Soon after its release there was backlash felt by Poynter, and the wave of problems and complaints poured in. After a number of legitimate news outlets were cited as incorrectly designated some corrections to the list were made. Then language was struck from the article that accompanied the list, which had initially called for advertisers to blacklist the sites.
Now however when you click the link to the pages with these lists they seem to have vanished.
Is everybody else getting a 404 error on this page now too? https://t.co/VOm5E9nMAe
— Philip Klein (@philipaklein) May 3, 2019
Sure enough, when trying to pull up that screen you get their announcement of that page not able to be located. This is not a technical error. After all of the critical blowback, it appears that Poynter is going to memory-hole that whole debacle of a list. Official word came last night that the list was taken down by Poynter executives.
In a statement on their site from the managing editor they attempted to explain what happened:
“We began an audit to test the accuracy and veracity of the list, and while we feel that many of the sites did have a track record of publishing unreliable information, our review found weaknesses in the methodology. We detected inconsistencies between the findings of the original databases that were the sources for the list and our own rendering of the final report.”
Additionally, in a tweet sent out just this morning, they went further in explaining.
We’ve taken this list down after finding inconsistencies in the methodology. We regret that we failed to ensure that the data was rigorous before publication, and apologize for the confusion and agitation caused by its publication.
TRANSLATION: We just copied a bunch of lists from a number of questionable fact-checking websites without doing the research ourselves.
For an outlet that drapes itself as an arbiter of journalistic standards to push out such a disreputable and flawed measurement of news sites is beyond an embarrassment. The problems behind this were deep and significant, and it has seen Poynter descend to the level of irresponsible journalism it was reputedly condemning.
The author of this report was Barrett Golding, from the growingly ridiculed Southern Poverty Law Center. For his compilation, Golding relied on lists of sites compiled at disreputable fact-checking outlets such as Snopes, and PolitiFact.
And, as many noted, the list had a very distinct right-of-center feel. Nearly the entire list was made up of outlets with a conservative bent, and this was by design. It was just under two years ago when Poynter made the announcement it received $1.3 million to begin work on its International Fact Checking Network. This week’s blacklist derived from that very segment of the Poynter entity, and it becomes clear this was a purchased attempt at slandering right-of-center outlets.
That huge windfall Poynter proudly announced came from two sources. Leftist billionaire Pierre Omidyar (he being the money behind the supposed “conservative” Never-Trump cranksite The Bulwark) donated through his Omidyar Network. The other source of that funding comes from The Open Society Foundations, the George Soros philanthropic organization.

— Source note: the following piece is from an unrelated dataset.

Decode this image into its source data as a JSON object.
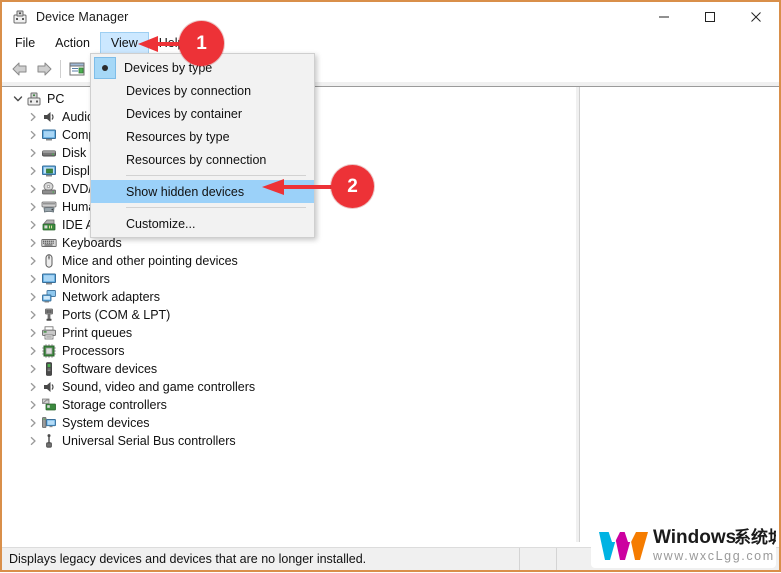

Understanding this backing it makes far more sense why this now deposed list of “problematic” news sources was made up primarily of conservative outlets. It also explains why it included a rather activist tone in carrying the message for advertisers on how to boycott those outlets.
Once exposed for the biased hit job that this was the Poynter blacklist has disappeared. The list that declared particular outlets were only “clickbait” is now unclickable. Beyond that, the outlet that decreed certain sites to be “unreliable” has now become exactly that, the very thing they claimed to address.